10 Ağustos 2014 10:49

Artık bir şarkıyı bitirdiğimizde ‘minnettar’ oluyoruz

Geleneksel country, bluegrass ve öyküleyici tavrıyla “murder ballad” gibi alt türlerin karışımı olan The Handsome Family, yeni bir grup değil. İlk albümleri Odessa’yı 1994’te, şimdilik son albümleri Wilderness’ı ise 2013’te yayımlayan The Handsome Family, eski bir grup da değil. Doğrusu; zamansız bir gruplar ve zamansız hikayeler anlatıyorlar. Rust’tan ödünç alalım; onların şarkılarındaki o küçük kız ve çocuk tekrar o odada olacaklar. Tekrar ve tekrar ve tekrar ve tekrar. Sonsuza dek. Rennie Sparks’la konuştuk...

Artık bir şarkıyı bitirdiğimizde ‘minnettar’ oluyoruz
Paylaş

Emre YÜRÜKTÜMEN

Çok sevdiğiniz bir şarkıyı ilk nerede duyduğunuzu genellikle hayat boyu unutmazsınız. Bu aslında tam da hoşlanılan birini ilk gördüğünüz ya da onunla ilk konuştuğunuz an gibidir; aslında unutulmaz, ama flulaşır ve flulaştıkça da gerçekliğinden şüpheye düşecek duruma gelirsiniz.

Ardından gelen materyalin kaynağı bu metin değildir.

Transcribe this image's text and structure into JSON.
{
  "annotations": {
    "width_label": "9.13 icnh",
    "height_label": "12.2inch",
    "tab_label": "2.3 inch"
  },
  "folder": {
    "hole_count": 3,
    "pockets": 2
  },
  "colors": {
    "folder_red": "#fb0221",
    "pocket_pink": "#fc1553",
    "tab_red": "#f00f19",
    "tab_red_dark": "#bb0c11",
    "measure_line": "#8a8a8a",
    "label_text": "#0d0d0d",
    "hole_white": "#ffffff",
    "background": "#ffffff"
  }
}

The Handsome Family’nin dillere destan Far From Any Road’unu çoğumuz True Detective adlı dizi ile tanıdık, dolayısıyla bu şarkıyı ilk nerede, nasıl, ne zaman duyduğumuzdan gayet emin olmalıyız, öyle değil mi? Peki ilk sezonu daha yeni biten, geçmişi çok da eskilere gitmeyen bu dizi hatıralarımızda çok taze ve net yer alması gerekirken, biraz flu bir tat bırakmıyor mu sizde de? Zamanın düz bir çember olduğundan bahsediyor ya Rust hikayesinde, siz de Far From Any Road’u sanki çok daha önceleri dinlemişsiniz gibi bir hisse kapılmıyor musunuz?

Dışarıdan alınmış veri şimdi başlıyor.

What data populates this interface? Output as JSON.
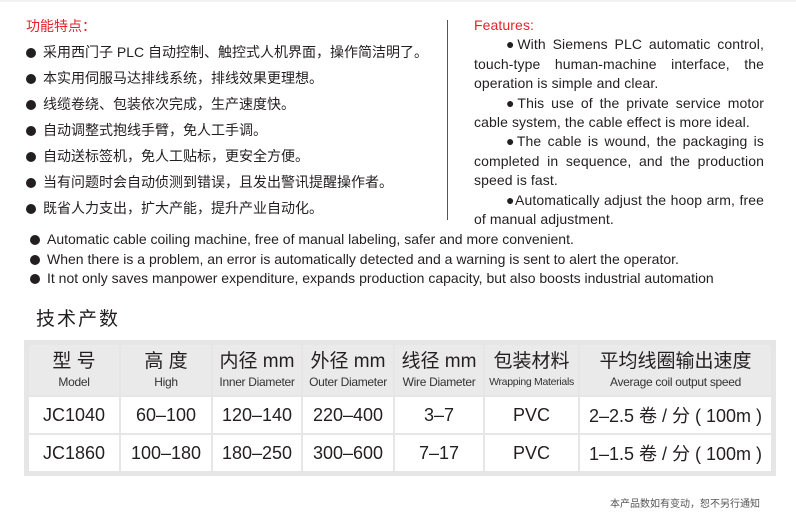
{
  "features_cn": {
    "title": "功能特点：",
    "items": [
      "采用西门子 PLC 自动控制、触控式人机界面，操作简洁明了。",
      "本实用伺服马达排线系统，排线效果更理想。",
      "线缆卷绕、包装依次完成，生产速度快。",
      "自动调整式抱线手臂，免人工手调。",
      "自动送标签机，免人工贴标，更安全方便。",
      "当有问题时会自动侦测到错误，且发出警讯提醒操作者。",
      "既省人力支出，扩大产能，提升产业自动化。"
    ]
  },
  "features_en": {
    "title": "Features:",
    "paragraphs": [
      "●With Siemens PLC automatic control, touch-type human-machine interface, the operation is simple and clear.",
      "●This use of the private service motor cable system, the cable effect is more ideal.",
      "●The cable is wound, the packaging is completed in sequence, and the production speed is fast.",
      "●Automatically adjust the hoop arm, free of manual adjustment."
    ],
    "items": [
      "Automatic cable coiling machine, free of manual labeling, safer and more convenient.",
      "When there is a problem, an error is automatically detected and a warning is sent to alert the operator.",
      "It not only saves manpower expenditure, expands production capacity, but also boosts industrial automation"
    ]
  },
  "specs": {
    "title": "技术产数",
    "headers": [
      {
        "cn": "型  号",
        "en": "Model"
      },
      {
        "cn": "高  度",
        "en": "High"
      },
      {
        "cn": "内径 mm",
        "en": "Inner Diameter"
      },
      {
        "cn": "外径 mm",
        "en": "Outer Diameter"
      },
      {
        "cn": "线径 mm",
        "en": "Wire Diameter"
      },
      {
        "cn": "包装材料",
        "en": "Wrapping Materials"
      },
      {
        "cn": "平均线圈输出速度",
        "en": "Average coil output speed"
      }
    ],
    "rows": [
      [
        "JC1040",
        "60–100",
        "120–140",
        "220–400",
        "3–7",
        "PVC",
        "2–2.5 卷 / 分 ( 100m )"
      ],
      [
        "JC1860",
        "100–180",
        "180–250",
        "300–600",
        "7–17",
        "PVC",
        "1–1.5 卷 / 分 ( 100m )"
      ]
    ]
  },
  "note": "本产品数如有变动，恕不另行通知",
  "colors": {
    "accent": "#e3242b",
    "text": "#231f20"
  }
}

Bu bir True Detective girişi değil, bir The Handsome Family girişi; tam da bu yüzden Brett ve Rennie Sparks’a haksızlık yapmamak gerekiyor. Bununla beraber, işin içinden öylece çıkmak da çok kolay değil; diziyi izleyen kaçınız şarkının çaldığı jeneriği ileri sardınız? Sparks ailesinin şu hayata yaklaşımı ile dizinin özü “dikkatle bakmak” özelinde buluştuğundan, etle tırnağı birbirinden ayırmak zor oluyor.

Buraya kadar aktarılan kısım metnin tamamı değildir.